According to the research by Yeoman Technology Group, there are several hundred different B2B and supply chain systems active today. The B2B market represents over $230 billion in US sales. Yeoman segments the Internet B2B channel four general categories:
These systems are generally buyer-driven and tightly integrate with the customer’s Internet supply chain or ERP systems. Most also has a ‘bidding’ and catalog, letting customers put jobs out to a pre-qualified community. Customers all pay a fee to use the system.
These systems allow free or low cost access for buyers and sellers, positioning themselves as a B2B or industrial marketplace. They generally have significantly more users than closed systems, but lower overall deal sizes.
This group focuses primarily on providing listing and/or basic management services for bid and request posting. They tend to focus solely on the posting and listing of requests, stopping short of the management capabilities offered by closed and open systems. Many offer tracking and aggregation services as well.
Basic Listing Systems:
This group only provides basic listing and directory services for different business segments. They have little direct impact on sales, but should be watched given their history strength. Their paper directories were the standard for most industrial purchasing departments and they still average 1 million unique visitors per month for their online directory.
According to this definition, Ariba is a typical example of closed system while Alibaba is an open system. If we judge from the customer size, ariba is much smaller than Alibaba. However, because Ariba members have to pay a fee to use it, the quality and sustainability of Ariba is assured. In contrast, Alibaba is more like a supermarket. It provides a great variety of products but the quality is uneven.

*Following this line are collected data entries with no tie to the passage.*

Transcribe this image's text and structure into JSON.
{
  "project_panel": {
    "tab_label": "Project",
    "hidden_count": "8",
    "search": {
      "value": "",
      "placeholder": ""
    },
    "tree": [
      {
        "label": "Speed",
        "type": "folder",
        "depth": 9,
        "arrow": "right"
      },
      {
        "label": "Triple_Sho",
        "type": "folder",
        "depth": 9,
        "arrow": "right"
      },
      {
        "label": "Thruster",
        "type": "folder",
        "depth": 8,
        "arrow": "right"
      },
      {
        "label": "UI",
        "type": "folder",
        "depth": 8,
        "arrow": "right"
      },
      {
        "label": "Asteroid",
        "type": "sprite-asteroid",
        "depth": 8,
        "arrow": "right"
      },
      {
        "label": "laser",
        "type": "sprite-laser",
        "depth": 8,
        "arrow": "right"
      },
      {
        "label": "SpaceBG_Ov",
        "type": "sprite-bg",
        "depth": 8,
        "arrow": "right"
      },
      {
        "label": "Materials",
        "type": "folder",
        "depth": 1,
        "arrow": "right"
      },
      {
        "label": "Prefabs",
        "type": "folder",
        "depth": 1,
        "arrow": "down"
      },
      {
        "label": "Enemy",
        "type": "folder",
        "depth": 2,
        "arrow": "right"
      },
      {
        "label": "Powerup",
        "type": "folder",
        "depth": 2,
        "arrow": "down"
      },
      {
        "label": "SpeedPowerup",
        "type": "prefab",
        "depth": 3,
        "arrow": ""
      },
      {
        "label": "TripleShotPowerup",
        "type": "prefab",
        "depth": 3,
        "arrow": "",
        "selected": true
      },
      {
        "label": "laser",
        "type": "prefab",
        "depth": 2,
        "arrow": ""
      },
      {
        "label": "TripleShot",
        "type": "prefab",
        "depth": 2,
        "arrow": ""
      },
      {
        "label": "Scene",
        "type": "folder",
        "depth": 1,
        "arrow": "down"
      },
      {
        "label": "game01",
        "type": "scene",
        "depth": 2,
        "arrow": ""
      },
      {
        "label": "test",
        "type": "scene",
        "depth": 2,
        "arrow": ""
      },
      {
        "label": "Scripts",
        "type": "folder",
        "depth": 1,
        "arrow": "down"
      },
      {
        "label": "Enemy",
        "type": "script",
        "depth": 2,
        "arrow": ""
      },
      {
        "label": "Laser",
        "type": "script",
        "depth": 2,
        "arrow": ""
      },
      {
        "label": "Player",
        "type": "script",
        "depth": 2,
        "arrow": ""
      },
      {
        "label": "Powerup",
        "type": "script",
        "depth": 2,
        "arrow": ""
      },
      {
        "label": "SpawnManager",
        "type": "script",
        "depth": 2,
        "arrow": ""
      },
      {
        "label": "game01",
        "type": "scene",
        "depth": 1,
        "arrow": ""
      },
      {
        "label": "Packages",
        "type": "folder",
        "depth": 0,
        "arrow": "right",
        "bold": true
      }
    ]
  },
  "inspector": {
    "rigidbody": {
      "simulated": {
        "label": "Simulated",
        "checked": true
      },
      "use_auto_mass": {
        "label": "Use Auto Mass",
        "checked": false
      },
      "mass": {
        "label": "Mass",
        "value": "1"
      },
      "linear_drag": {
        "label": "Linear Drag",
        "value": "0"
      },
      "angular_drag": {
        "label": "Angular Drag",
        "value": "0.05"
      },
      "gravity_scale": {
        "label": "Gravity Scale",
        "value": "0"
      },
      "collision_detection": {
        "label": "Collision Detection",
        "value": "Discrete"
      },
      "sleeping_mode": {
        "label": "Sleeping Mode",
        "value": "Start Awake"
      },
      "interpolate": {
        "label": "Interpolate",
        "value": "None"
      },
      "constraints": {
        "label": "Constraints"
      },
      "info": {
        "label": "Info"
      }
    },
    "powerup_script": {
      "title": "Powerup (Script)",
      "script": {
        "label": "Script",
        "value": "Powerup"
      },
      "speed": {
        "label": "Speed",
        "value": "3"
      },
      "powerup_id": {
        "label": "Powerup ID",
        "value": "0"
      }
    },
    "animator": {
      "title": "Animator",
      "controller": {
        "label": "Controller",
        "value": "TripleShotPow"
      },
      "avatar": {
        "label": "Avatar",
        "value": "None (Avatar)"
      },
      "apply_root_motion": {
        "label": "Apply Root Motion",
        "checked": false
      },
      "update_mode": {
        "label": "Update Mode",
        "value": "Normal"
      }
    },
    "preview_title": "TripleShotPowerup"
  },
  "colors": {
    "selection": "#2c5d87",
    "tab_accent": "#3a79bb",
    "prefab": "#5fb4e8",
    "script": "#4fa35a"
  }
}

The difference is mainly caused by the platforms. Ariba is founded before the dot-com bubble, in the form of local windows application. It requires its customers’ installment and maintenance. Alibaba is the web-based, which makes it effortless for users to share their information. Compared to Alibaba, Ariba has advantages when considering benefits and risks to the firm. A local SRM application like could integrate with other TMF like ERP. It can also ensure firms’ information security since the information is under firms’ own control.
As the customer size of Ariba become bigger, it become more valuable. In this May, SAP buys Ariba for $4.3 billion. After the acquisition, the two companies say the acquisition will enable retailers and others to more easily discover suppliers and share product and transaction data through the Internet. This move will increase the chips of SAP when competing with Oracle. We see years ago the software industry evolved into three major groups of supply chain processes. Now these sub-processes is starting to merge to provide customers a consistent and efficient experience.
Interestingly, when last year rumors say Alibaba Group would acquire Yahoo, an article commented Alibaba should acquire Ariba. The customer base alibaba will help Ariba to monetize its value. The fact is, Alibaba is not interesting in providing software services to certain customers. It keeps its process as a platform provider. Now it has expanded its business to B2C by releasing the new website TMall.
These two great companies may miss the chance to merge into a marvelous B2B service provider. However, their different paths create more possibility of shaping the supply chain network with technology. We will see which one bring more value to our customers. Maybe one day, they will meet each other again.